Troubleshooting Failover

Failover isn’t triggering

Tunnel is idle

Failover only triggers when the device is actively sending data but not receiving any responses. If the tunnel is idle (no apps using the VPN), health monitoring correctly treats this as “idle” — not unhealthy.

Fix: Ensure there’s active traffic through the tunnel. Browsing the web or running a speed test while the primary is down should trigger failover within ~40 seconds.

Traffic timeout too high

If you’ve increased the traffic timeout significantly, it takes longer to detect failures.

Fix: Check your failover settings. The default 30-second timeout combined with 10-second check intervals means detection in ~40 seconds.

Anti-flap cooldown active

If the monitor has cycled through all configurations 3 times, it enters a 5-minute cooldown period to prevent rapid cycling.

Fix: Wait for the cooldown to expire. If all your tunnels are genuinely down, there’s nothing to fail over to — the cooldown prevents wasting resources on constant switching.

Failback isn’t happening

Auto failback disabled

Check that auto failback is enabled in the failover group settings.

Primary still unhealthy

Failback probes test the primary by briefly switching to it and checking for a handshake. If the primary still can’t complete a handshake within 15 seconds, it’s considered still down and the monitor stays on the fallback.

Probe interval

The default probe interval is 5 minutes. After a failover event, it may take up to 5 minutes for the first failback probe.

False positives

Brief network glitches cause failover

The 30-second traffic timeout provides tolerance for brief glitches. If you’re seeing false positives:

Fix: Increase the traffic timeout to 60 seconds in the failover settings.

Failover on Wi-Fi → Cellular transition

On iOS, switching from Wi-Fi to cellular causes a brief network interruption.
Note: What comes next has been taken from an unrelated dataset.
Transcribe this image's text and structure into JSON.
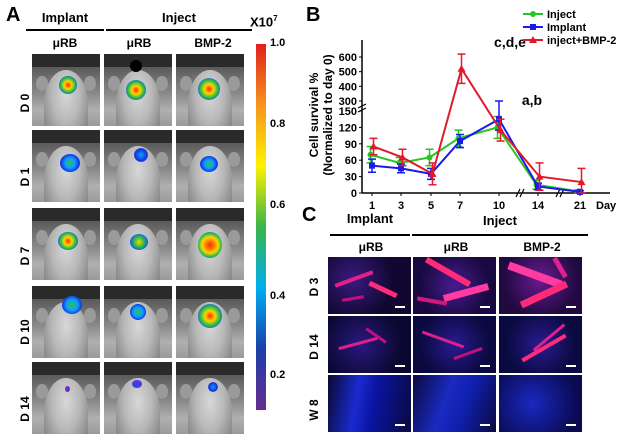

The 30-second timeout should absorb this, but if it doesn’t:

Fix: The minimum hold time (60 seconds) prevents rapid cycling. If failover triggers but the original tunnel recovers, failback will switch back within the probe interval.

Status monitoring

Viewing live status

Tap on a failover group in the tunnel list to see the detail view with live stats:

Active tunnel: Which configuration is currently in use
Data Sent/Received: Total bytes transferred on the active config
Last Handshake: Time since the last successful WireGuard handshake
Failover Count: Number of times the active config has changed
Health Status: Only shown when unhealthy — displays as “Unhealthy (tx without rx for Xs)”

The detail view polls the extension every 2 seconds for updated stats.

Common scenarios

Scenario	Expected Behavior
Primary server reboots (2 min downtime)	Failover within ~40s, failback within 5 min of recovery
All servers down	Cycles through all configs, enters 5-min cooldown after 3 cycles
Flaky Wi-Fi (intermittent drops <30s)	No failover — within timeout tolerance
ISP outage (extended downtime)	Failover to fallback, stays there until primary probed successfully
Device sleeps/wakes	Health monitoring pauses during sleep, resumes on wake
App killed while on fallback	Extension keeps running. State queried via IPC when app reopens

Debug testing

For development and testing, build with the FAILOVER_TESTING flag to enable debug controls:

Force Failover: Immediately switches to the next configuration
Force Failback: Immediately switches back to the primary

Build with: fastlane ios device_failover